Down by the grassy side of the main path all the way to Walla Crag, Derwentwater flat calm far below.

Doubling back and saw my first person of the morning, another runner, making her way uphill and going well, we called out good mornings as we passed by.

As I reached Ashness Bridge and splashed cool water on my face, a lady was opening the shutters of the nearby National Trust building. I jogged over and asked her where the Bob Graham Memorial stone was – I’d seen it last night on my map, and wanted to pay a visit. 
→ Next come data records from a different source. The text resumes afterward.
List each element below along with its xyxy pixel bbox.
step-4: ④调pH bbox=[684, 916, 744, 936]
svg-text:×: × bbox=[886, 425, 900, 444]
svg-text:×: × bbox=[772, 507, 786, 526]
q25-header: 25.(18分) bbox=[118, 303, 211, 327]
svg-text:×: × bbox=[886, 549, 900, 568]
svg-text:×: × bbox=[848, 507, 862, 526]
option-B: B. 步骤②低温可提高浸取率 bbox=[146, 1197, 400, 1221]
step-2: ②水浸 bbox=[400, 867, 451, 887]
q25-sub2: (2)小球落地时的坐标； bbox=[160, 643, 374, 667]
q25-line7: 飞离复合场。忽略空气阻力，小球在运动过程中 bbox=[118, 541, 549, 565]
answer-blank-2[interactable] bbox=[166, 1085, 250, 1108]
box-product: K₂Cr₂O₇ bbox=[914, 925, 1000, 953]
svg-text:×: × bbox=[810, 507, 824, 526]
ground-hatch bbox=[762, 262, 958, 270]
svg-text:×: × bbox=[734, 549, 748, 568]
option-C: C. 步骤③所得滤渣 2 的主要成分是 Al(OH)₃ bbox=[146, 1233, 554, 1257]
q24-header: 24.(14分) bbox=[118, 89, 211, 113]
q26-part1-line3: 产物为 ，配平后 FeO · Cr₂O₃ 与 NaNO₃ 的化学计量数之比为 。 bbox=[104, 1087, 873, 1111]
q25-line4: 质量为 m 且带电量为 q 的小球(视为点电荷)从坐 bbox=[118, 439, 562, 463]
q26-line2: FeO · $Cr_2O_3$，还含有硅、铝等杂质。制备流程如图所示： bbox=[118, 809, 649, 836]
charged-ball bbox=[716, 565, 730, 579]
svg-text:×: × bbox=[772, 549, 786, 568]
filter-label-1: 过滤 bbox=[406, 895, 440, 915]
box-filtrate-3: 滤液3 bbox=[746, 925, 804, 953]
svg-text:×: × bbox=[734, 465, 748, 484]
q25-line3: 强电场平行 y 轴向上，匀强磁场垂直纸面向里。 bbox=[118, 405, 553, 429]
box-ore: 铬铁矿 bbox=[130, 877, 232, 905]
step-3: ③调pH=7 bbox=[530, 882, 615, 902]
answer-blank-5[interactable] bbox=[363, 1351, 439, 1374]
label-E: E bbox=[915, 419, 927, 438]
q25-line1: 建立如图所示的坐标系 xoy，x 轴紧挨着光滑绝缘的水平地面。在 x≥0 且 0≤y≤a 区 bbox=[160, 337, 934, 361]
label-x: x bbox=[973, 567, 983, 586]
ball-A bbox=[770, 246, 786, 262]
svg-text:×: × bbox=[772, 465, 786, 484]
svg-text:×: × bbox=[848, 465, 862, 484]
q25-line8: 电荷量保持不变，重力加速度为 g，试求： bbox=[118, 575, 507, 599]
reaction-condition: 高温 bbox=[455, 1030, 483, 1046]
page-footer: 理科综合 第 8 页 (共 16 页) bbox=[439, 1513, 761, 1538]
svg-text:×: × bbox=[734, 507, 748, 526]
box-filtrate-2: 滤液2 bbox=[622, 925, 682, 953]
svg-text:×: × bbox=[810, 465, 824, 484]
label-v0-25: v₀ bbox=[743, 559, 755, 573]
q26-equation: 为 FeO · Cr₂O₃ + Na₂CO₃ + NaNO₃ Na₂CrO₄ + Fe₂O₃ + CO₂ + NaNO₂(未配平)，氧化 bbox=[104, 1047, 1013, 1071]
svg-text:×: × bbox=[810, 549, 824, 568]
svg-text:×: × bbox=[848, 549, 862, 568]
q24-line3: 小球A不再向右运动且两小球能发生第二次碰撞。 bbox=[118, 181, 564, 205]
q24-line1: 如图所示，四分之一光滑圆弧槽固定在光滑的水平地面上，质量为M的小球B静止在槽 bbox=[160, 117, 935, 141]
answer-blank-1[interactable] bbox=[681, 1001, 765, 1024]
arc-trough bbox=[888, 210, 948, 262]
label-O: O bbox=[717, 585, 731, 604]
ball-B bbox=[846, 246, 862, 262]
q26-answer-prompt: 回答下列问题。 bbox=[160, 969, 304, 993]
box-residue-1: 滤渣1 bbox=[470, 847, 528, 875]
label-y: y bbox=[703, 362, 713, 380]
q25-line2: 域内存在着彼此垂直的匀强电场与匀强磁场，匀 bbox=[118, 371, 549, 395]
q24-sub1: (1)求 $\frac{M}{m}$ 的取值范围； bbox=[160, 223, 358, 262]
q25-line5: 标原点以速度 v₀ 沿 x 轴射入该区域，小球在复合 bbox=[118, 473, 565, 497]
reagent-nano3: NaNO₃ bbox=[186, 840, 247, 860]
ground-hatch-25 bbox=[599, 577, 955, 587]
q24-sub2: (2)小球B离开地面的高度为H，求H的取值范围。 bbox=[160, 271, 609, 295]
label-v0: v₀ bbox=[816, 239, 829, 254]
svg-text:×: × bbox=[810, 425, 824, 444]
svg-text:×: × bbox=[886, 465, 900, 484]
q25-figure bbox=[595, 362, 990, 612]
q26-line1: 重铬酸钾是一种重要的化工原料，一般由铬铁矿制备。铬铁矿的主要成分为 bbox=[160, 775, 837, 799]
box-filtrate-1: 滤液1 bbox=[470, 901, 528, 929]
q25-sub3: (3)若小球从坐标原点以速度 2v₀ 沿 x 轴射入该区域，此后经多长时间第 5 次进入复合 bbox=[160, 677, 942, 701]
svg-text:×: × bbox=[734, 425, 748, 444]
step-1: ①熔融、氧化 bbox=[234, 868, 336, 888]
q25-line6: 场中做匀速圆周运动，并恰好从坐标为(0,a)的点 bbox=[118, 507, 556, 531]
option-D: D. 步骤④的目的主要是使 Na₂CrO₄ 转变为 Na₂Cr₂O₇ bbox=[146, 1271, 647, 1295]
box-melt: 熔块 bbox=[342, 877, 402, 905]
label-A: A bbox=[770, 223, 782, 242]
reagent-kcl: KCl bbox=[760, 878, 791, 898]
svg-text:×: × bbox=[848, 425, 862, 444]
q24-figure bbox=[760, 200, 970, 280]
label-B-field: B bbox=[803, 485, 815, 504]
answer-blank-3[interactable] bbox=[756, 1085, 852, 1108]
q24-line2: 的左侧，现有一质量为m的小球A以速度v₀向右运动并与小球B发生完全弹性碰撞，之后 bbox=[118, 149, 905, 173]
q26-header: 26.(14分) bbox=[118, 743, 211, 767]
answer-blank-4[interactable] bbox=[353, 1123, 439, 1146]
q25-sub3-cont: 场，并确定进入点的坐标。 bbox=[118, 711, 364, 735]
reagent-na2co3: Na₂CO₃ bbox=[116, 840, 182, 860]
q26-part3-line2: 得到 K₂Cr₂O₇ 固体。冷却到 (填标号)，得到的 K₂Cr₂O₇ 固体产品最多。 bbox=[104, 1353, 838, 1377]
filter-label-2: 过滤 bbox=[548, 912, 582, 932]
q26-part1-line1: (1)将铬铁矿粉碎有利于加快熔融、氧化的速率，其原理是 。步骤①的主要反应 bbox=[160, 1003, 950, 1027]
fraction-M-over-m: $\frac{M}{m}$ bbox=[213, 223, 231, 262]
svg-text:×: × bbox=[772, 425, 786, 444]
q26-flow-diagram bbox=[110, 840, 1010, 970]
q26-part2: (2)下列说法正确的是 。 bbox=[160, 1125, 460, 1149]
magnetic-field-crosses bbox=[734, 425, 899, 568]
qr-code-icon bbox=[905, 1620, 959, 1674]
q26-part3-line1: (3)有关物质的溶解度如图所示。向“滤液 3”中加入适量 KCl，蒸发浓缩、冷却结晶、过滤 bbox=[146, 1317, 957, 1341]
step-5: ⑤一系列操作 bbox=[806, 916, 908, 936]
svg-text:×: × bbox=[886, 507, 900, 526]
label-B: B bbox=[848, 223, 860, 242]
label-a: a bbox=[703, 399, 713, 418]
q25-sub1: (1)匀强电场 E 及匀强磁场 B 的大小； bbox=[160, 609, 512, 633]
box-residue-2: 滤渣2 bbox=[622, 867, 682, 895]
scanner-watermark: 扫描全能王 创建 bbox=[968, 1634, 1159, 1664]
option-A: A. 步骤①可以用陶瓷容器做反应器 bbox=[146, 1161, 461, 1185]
“Over the bridge and follow the stream” I did as suggested, the whisper of a path deteriorated into thick green bracken, and I ploughed my way through it, swatting off the hungry horse flies, back to the tarmac of the road. Further down by the roadside, the mushroom shaped memorial stone, like an ink cap, nestled amongst the bracken.

I thought two things were strange. The location, lying as it does nowhere near any of the Bob Graham Round route, and using his full name Robert on the memorial.

I jumped on my bike, hidden amongst the trees further down the lane, and pedalled back to Rosthwaite, taking photos of the bright yellow buttercups in the hay meadows, a backdrop of towering cumulus clouds overdeveloping all around. 

I drove back to Ambleside, and as I tucked into an early lunch at my favourite Rattle Gill Cafe, the heavens opened with a rumble, and rain poured down. The rugged wildness and peace  of the hills gave me a real taste of Scotland this morning

9 Wainwright summits today, that’s 162 down, 52 to go.